Maternity Wing Closures in the U.S. South: Impetus and Impact

Maternity Wing Closures in the U.S. South: Impetus and Impact

In recent years, maternity wings[2] in the U.S. have been closing at alarming rates. Since 2018, approximately 300 maternity wings have closed their doors, leaving communities with fewer options for prenatal care, delivery, and postpartum care. People living in areas with no access to maternity care are said to live in “maternity care deserts.” Nationwide, approximately 2 million birthing people live in maternity care deserts, and an additional 3.5 million live in counties with one or fewer hospitals or birth centers that provide obstetric care.While maternity care deserts exist across the U.S., they are particularly common in rural communities, especially in Southern states. The lack of access to maternity care in the South has resulted in some of the highest rates of preventable pregnancy-related deaths nationwide. Additionally, the region’s inconsistent policies, specifically pertaining to abortion and Medicaid expansion, exacerbate the effects of the maternity care deserts by further limiting access to essential care.

There are a variety of reasons for maternity wing closures, including declining birth rates and staffing shortages. Hospitals have also shared concerns about inadequate reimbursement from Medicaid, which funds 41% of all U.S. births. In some hospitals, more lucrative services like neonatal intensive care units (NICUs) help supplement the financial losses from Medicaid births. However, many hospitals, especially rural hospitals, lack NICUs. These converging financial pressures have pushed many hospitals to close their maternity wings, sometimes in order to keep the rest of the hospital open.

Without maternity wings, OB-GYNs, nurses, and midwives are forced to leave rural communities. This compounds the ongoing exodus of these providers from states that have restricted abortion post-Dobbs. These abortion bans are especially prevalent in the South, which already had high concentrations of maternity care deserts pre-Dobbs. The lack of employment opportunities for maternity providers and hostile political climate have helped further perpetuate provider shortages, making this critical care increasingly inaccessible for many.

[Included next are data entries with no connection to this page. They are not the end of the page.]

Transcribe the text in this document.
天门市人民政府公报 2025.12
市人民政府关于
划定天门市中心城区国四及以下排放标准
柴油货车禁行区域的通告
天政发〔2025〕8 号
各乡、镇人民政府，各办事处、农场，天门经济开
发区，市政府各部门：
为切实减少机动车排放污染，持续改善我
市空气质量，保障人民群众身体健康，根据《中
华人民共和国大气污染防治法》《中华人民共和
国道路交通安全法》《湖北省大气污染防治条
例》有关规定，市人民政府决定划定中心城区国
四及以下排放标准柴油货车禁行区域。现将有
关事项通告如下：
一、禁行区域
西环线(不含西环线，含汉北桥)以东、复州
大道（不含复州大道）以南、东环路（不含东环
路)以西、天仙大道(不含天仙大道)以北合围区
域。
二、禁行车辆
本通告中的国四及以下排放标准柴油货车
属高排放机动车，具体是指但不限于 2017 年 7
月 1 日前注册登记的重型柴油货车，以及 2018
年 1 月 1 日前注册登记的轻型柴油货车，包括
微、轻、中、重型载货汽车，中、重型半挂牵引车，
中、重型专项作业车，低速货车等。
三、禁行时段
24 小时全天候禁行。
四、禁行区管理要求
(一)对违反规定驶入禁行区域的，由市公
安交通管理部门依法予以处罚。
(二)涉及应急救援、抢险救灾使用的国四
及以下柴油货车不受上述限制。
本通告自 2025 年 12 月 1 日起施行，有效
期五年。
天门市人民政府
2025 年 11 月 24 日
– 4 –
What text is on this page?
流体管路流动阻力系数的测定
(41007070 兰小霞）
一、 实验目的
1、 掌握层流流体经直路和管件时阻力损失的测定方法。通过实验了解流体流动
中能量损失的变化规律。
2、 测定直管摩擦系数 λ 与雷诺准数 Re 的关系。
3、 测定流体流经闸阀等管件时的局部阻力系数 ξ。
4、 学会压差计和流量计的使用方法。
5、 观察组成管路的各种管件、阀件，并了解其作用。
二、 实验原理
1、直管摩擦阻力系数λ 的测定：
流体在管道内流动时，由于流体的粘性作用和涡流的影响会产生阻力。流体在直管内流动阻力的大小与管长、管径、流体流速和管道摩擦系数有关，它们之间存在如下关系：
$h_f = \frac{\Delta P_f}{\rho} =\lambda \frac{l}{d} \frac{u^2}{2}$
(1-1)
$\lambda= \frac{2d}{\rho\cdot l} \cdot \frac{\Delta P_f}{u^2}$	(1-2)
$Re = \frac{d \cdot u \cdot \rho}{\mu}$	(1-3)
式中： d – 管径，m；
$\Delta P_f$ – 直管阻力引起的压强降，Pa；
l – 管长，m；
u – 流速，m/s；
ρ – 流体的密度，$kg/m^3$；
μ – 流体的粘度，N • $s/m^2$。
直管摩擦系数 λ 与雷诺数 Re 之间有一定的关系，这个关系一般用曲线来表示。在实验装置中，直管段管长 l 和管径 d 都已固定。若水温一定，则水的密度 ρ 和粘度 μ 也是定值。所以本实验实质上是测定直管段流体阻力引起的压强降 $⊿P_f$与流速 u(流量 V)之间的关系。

The abortion bans in the Southern states also mean that more unwanted pregnancies are being carried to term. Not only are these individuals denied abortions, but they sometimes cannot access prenatal care once they are forced to keep their pregnancies. These individuals are said to live in a “double desert.” Approximately 3.7 million birthing people in the U.S. live in double deserts, with the largest concentration being in the South. This has had a devastating impact on communities, resulting in more preterm births. The connection between abortion care and maternity care is clear. While a few policymakers have supported efforts to expand the social safety net through programs like Temporary Assistance for Needy Families to financially support new parents in the wake of eliminating abortion access, these efforts have largely not gone anywhere. Further, these efforts do not address the specific needs of those who now live in double deserts.

Maternity wing closures also create several pressing health equity concerns. The shortage of facilities and providers has left many birthing people with no choice but to drive over 40 minutes to access maternity care. Some pregnant people are even temporarily relocating in order to be closer to their maternity provider. Obviously, temporary relocation is not something everyone can afford to do. Geographic isolation from comprehensive care increases the risk of complications and death. Many low-income birthing people do not have reliable transportation or the financial resources to drive long distances to and from appointments. One pregnant woman shared her difficult experience of having to decide whether to spend money on gas to get to and from her prenatal care appointments or pay her other bills. She is not alone.

These closures have also disproportionately impacted Black, Indigenous, and other People of Color (BIPOC) birthing people, who often experience adverse birth outcomes, including death, due to inadequate pregnancy care, racism, and chronic stress caused by racism and discrimination. This is especially true in the South. The CDC has reported that Black birthing people are almost three times more likely to die from pregnancy-related causes than their white counterparts. While the White House has initiated a response to this health equity crisis, efforts to address maternity care deserts have largely bypassed Black, rural, Southern birthing people. Policymakers must be more intentional about addressing maternity care deserts through an intersectional lens – that is, taking into account all of the different ways in which a birthing person may be affected by a lack of access to maternity care. This framework would force policymakers to take into account not only gender and geography, but also ethnicity and income, to more holistically address this crisis.

The urgency of maternity wing closures cannot be overstated. These closures are perpetuating inequities among birthing people and negatively impacting already dismal birth outcomes nationwide. This is especially true of Southern states which are often impacted not only by maternity care deserts, but also by abortion bans which further hinder access to care. Policymakers must take necessary steps to ensure that all birthing people have access to comprehensive and convenient maternity care.

[1] Cheyenne Peters (she/her) was a legal intern at the National Health Law Program in summer 2024. She is currently a 3L at the University of Tennessee College of Law.

[2] NHeLP strives to use gender inclusive language to accurately reflect the scope of people with various pregnancy care needs and related experiences. We employ “maternity care” in instances when necessary to accurately reference legal terms or cisgender women-centered research and to honor how advocates or groups self-identify. More inclusive policy language and research is needed to better service the needs of all people who need equitable access to pregnancy care.